Der Versorgungsträger, der die externe Teilung verlangt, hat dem Familiengericht entsprechend § 220 Abs. 4 FamFG auf Ersuchen mitzuteilen, welche Versorgung die ausgleichsberechtigte Person mit ihren biometrischen Daten im Falle einer fiktiven internen Teilung unter Berücksichtigung fiktiver Teilungskosten zu erwarten hätte. Insoweit wird das Familiengericht eine ggf. ergänzende Auskunft des Trägers der Quellversorgung einzuholen haben. Für die Beurteilung der Frage, ob die externe Teilung unter Berücksichtigung eines Toleranzrahmens von 10 % mit dem vom Quellversorgungsträger vorgeschlagenen Ausgleichswert verfassungskonform durchgeführt werden kann, kommt ein Vergleich der Versorgungsleistungen von Zielversorgung (bei externer Teilung) und Quellversorgung (bei fiktiver interner Teilung) auf der Basis von Rentenwerten oder von Barwerten in Betracht. Den dargelegten Anforderungen, die nach der Entscheidung des BVerfG an eine verfassungskonforme Rechtsanwendung bei der externen Teilung in den Fällen des § 17 VersAusglG zu stellen sind, konnte das OLG, dessen Beschluss vor dieser Entscheidung ergangen ist, noch nicht Rechnung tragen.

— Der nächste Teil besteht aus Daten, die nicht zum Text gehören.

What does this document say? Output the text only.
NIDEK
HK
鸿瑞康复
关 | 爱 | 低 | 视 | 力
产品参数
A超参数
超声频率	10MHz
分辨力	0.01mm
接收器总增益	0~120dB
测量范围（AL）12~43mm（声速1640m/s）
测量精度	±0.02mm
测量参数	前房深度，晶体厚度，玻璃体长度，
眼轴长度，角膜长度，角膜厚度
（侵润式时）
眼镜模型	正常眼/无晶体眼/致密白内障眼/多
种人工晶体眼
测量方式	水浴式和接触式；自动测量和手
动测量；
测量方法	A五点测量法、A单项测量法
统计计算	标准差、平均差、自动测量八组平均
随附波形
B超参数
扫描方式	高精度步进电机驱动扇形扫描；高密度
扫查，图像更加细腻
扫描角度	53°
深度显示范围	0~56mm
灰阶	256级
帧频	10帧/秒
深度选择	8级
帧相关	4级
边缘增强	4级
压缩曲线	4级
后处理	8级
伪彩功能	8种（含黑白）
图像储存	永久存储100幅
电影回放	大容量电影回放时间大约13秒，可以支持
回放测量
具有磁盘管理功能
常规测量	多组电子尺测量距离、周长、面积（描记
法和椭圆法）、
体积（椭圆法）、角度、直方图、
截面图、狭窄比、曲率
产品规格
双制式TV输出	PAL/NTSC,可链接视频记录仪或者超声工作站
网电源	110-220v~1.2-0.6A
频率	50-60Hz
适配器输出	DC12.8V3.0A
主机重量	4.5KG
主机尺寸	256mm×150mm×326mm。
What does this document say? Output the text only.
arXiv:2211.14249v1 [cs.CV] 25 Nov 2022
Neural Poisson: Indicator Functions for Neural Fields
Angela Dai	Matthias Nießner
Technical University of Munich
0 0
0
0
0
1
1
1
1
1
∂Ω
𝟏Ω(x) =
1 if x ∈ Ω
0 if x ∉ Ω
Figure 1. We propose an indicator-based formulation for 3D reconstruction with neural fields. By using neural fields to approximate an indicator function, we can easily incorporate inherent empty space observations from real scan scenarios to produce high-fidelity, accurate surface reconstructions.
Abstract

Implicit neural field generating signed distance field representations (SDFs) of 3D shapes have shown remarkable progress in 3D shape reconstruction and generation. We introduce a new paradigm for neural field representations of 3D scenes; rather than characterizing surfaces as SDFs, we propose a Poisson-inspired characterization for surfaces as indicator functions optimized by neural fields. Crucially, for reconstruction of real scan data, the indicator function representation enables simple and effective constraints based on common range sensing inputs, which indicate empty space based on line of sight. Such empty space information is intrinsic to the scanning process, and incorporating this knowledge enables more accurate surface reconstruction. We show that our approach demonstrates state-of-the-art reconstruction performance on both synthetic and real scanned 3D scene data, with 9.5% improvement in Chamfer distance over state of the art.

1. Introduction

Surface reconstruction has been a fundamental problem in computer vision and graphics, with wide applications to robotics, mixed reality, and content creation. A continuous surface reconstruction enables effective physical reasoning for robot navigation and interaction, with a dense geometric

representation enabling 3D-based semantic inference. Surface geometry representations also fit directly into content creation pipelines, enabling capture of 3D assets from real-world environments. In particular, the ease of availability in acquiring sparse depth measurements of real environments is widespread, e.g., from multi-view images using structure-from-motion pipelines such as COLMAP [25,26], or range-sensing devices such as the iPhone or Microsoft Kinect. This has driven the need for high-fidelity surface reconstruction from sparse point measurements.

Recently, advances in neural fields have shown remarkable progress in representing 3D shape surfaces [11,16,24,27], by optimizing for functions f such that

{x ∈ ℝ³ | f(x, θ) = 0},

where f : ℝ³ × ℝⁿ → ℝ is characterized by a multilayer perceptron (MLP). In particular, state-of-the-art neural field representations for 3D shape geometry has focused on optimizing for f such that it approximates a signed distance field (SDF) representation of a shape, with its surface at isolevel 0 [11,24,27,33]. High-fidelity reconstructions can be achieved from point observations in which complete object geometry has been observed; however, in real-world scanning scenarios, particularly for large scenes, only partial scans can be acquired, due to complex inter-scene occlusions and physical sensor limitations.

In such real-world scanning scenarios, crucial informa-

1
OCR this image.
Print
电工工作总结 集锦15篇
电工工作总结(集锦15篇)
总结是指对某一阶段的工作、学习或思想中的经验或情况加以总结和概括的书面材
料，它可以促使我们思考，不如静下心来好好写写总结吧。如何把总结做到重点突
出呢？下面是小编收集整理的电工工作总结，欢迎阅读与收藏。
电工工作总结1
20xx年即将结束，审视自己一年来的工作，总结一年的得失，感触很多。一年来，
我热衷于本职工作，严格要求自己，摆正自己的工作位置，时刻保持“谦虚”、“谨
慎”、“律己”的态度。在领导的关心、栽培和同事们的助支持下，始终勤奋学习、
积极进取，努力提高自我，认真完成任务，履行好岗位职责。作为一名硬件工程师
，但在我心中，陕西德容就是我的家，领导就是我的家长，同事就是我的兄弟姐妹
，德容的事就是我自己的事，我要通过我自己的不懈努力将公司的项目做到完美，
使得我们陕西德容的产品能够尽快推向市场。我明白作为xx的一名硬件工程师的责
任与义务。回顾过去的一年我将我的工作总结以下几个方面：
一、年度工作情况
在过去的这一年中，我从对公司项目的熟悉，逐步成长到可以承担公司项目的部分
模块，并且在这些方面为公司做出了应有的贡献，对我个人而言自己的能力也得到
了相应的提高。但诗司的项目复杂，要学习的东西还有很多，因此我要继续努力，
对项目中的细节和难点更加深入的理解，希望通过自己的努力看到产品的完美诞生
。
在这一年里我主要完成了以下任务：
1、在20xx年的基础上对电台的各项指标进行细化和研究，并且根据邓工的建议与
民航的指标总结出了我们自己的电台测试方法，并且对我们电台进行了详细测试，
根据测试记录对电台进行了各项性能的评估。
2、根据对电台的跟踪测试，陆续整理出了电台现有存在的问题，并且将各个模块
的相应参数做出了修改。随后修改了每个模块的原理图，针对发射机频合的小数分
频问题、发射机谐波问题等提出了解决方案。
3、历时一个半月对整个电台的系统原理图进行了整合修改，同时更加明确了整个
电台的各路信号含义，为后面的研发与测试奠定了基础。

Die angefochtene Entscheidung war daher aufzuheben und die Sache an das OLG zurückzuverweisen.

Für das weitere Verfahren hat der BGH u.a. darauf hingewiesen, dass es aus Rechtsgründen nicht zu beanstanden ist, dass das OLG den von der Lufthansa AG zur Diskontierung herangezogenen Abzinsungsfaktor nach § 6 a Abs. 3 Satz 3 EStG i.H.v. 6 % gebilligt hat. Da die Bewertung von Pensionsverpflichtungen in der Handelsbilanz bei Ehezeitende am 30.6.2003 in der Praxis den steuerrechtlichen Vorgaben folgte, handelte es sich seinerzeit um einen anrechtsspezifischen Zins für rückstellungsfinanzierte Versorgungen, der zu einer bilanziell aufwandsneutralen Teilung führt und jedenfalls mit Bezug auf den Stichtag am 30.6.2003 auch als nicht vollständig realitätsfremd anzusehen war. Entgegen der Auffassung der Rechtsbeschwerde ergibt sich aus der Entscheidung des Senats vom 11.5.2016 (XII ZB 615/13) nichts anderes. Zwar hat der Senat in dieser Entscheidung den der Lufthansa AG zur Diskontierung einer Betriebsrente verwendeten statischen Rechnungszins von 6 % als überhöht beanstandet. Diesem Sachverhalt lag jedoch ein Ehezeitende am 30.11.2009 zugrunde, mithin ein Stichtag nach der Änderung der handelsrechtlichen Bewertungsvorschriften durch das Bilanzmodernisierungsgesetz (BilMoG), nach dessen Inkrafttreten am 25.5.2009 der steuerliche Rechnungszins nach § 6 a Abs. 3 Satz 3 EStG auch nach den Intentionen des Gesetzgebers nicht mehr als Abzinsungsfaktor im Versorgungsausgleich verwendet werden sollte.

Das OLG hat sich in den Beschlussformeln auf eine einfache Verzinsung des als Ausgleichswert festgesetzten Kapitalbetrags mit dem für die Barwertermittlung verwendeten Rechnungszins von 6 % beschränkt. Liegt allerdings wie es unter den hier obwaltenden Umständen der Fall ist zwischen dem Ende der Ehezeit und der Rechtskraft der Entscheidung zum Versorgungsausgleich ein besonders langer Zeitraum, wird das Gericht die Aufzinsung unter Einschluss von Zinseszinsen auf einen Zeitpunkt zeitnah zum Eintritt der Rechtskraft konkret zu berechnen haben. Der sich aus der Aufzinsung ergebende Endbetrag als Kapitalwert, den das Gericht gem. § 14 Abs. 4 VersAusglG, § 220 Abs. 1 FamFG zur Zahlung an den Zielversorgungsträger aufzugeben hat, ist auch im Rahmen des nach den Vorgaben des BVerfG vorzunehmenden Vergleichs zwischen den Versorgungsleistungen von Zielversorgung und Quellversorgung für die Beurteilung maßgeblich, welches Anrecht mit dem Ausgleichswert einschließlich Verzinsung in der Zielversorgung erworben werden kann.